Michigan’s Republican Attorney General Bill Schuette has filed a lawsuit to prevent a recount of the presidential vote. He has several complaints, but one of them is just odd.
“Although [Green Party candidate Jill] Stein had the ability to request a recount from the moment the polls closed on November 9, 2016, she waited an additional three weeks — until the last possible minute under Michigan law — to do so.
The New York Giants used to have a head football coach named Tom Coughlin who expected his players to be in team meetings five minutes early and would fine them if they were later than that. This caused a big blow-up with his All-Pro defensive end, Michael Strahan, when he got fined for showing up right on time. They eventually settled their dispute and won a Super Bowl together, but they weren’t dealing with a binding legal document.
I don’t know how you go into court and argue that the plaintiff is out of line for filing their complaint on the last day it was legally allowable to do so. I don’t know how you even put something like that in writing.
Some of his other arguments aren’t much better. He says that Stein’s recount petition should be rejected because she didn’t get that many votes. That’s not how the law works. He says it will cost more than she’s forced to pay, but that’s not her problem. He says that they don’t have time to do a recount, but that’s not her problem, either.
Maybe he has a better case than I’m laying out here, but it seems like he’s just doing a lot of whining without much of anything legal to back him up.
I’m sure his position is politically popular, since most Michiganders probably don’t want to pay any taxpayer dollars for a recount that is unlikely to change the result of the state’s election, let alone the overall one. But that doesn’t mean that it will hold up in court.

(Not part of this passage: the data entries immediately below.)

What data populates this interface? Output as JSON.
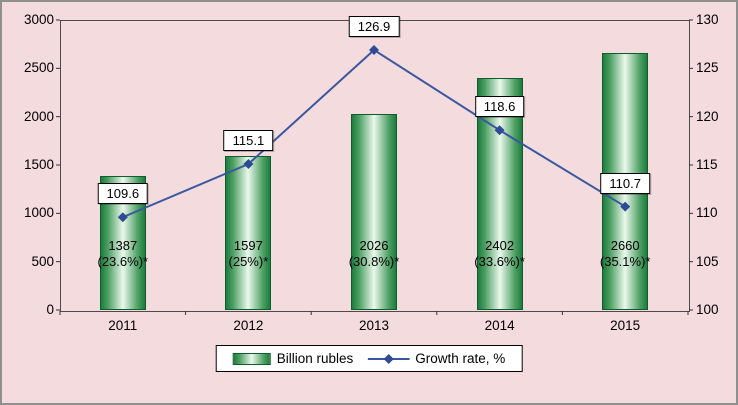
{
  "chart_data": {
    "type": "bar",
    "subtype": "bar-line-combo",
    "categories": [
      "2011",
      "2012",
      "2013",
      "2014",
      "2015"
    ],
    "series": [
      {
        "name": "Billion rubles",
        "type": "bar",
        "axis": "left",
        "values": [
          1387,
          1597,
          2026,
          2402,
          2660
        ],
        "bar_labels": [
          {
            "value": "1387",
            "share": "(23.6%)*"
          },
          {
            "value": "1597",
            "share": "(25%)*"
          },
          {
            "value": "2026",
            "share": "(30.8%)*"
          },
          {
            "value": "2402",
            "share": "(33.6%)*"
          },
          {
            "value": "2660",
            "share": "(35.1%)*"
          }
        ]
      },
      {
        "name": "Growth rate, %",
        "type": "line",
        "axis": "right",
        "values": [
          109.6,
          115.1,
          126.9,
          118.6,
          110.7
        ],
        "point_labels": [
          "109.6",
          "115.1",
          "126.9",
          "118.6",
          "110.7"
        ]
      }
    ],
    "left_axis": {
      "min": 0,
      "max": 3000,
      "step": 500,
      "ticks": [
        "0",
        "500",
        "1000",
        "1500",
        "2000",
        "2500",
        "3000"
      ]
    },
    "right_axis": {
      "min": 100,
      "max": 130,
      "step": 5,
      "ticks": [
        "100",
        "105",
        "110",
        "115",
        "120",
        "125",
        "130"
      ]
    },
    "legend": {
      "position": "bottom",
      "entries": [
        "Billion rubles",
        "Growth rate, %"
      ]
    },
    "grid": false,
    "title": "",
    "xlabel": "",
    "ylabel_left": "",
    "ylabel_right": "",
    "colors": {
      "background": "#f4dbde",
      "bar_dark": "#1d7d3f",
      "bar_light": "#eaf8ec",
      "bar_border": "#0f5c2d",
      "line": "#3a57a0",
      "marker": "#2f4b93",
      "label_box_bg": "#ffffff",
      "label_box_border": "#000000"
    }
  }
}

Now, I suppose that there might be a legitimate issue if a hand recount will take so long that it will prevent Michigan’s electors from being certified on December 13th. They need to be certified six days before they convene on December 19th and make their selections for president. If they cannot be certified, it’s possible that Michigan’s votes won’t be counted, but even that would not change the outcome of the election. Still, a state court might weigh the threat of total disenfranchisement higher than the threat of inaccuracy.
But that would only argue against a hand recount. And whether she’s entitled to a hand recount is a matter of statutory language and interpretation, not special pleading.
Just for clarity, Clinton is currently down in the certified Michigan vote by just under 11,000 votes. In Pennsylvania, yesterday, they finished counting all the provisional ballots from Philadelphia County, and it added 24,000 votes to Clinton’s total, bringing her deficit there down from about 70,000 to about 46,000.
There shouldn’t be any provisional ballots left to count in Michigan since they already certified their vote, but I did notice when 24,000 votes suddenly turned up out of Philly that no one seemed to be talking about. That’s more than her current deficit in both Michigan and Wisconsin.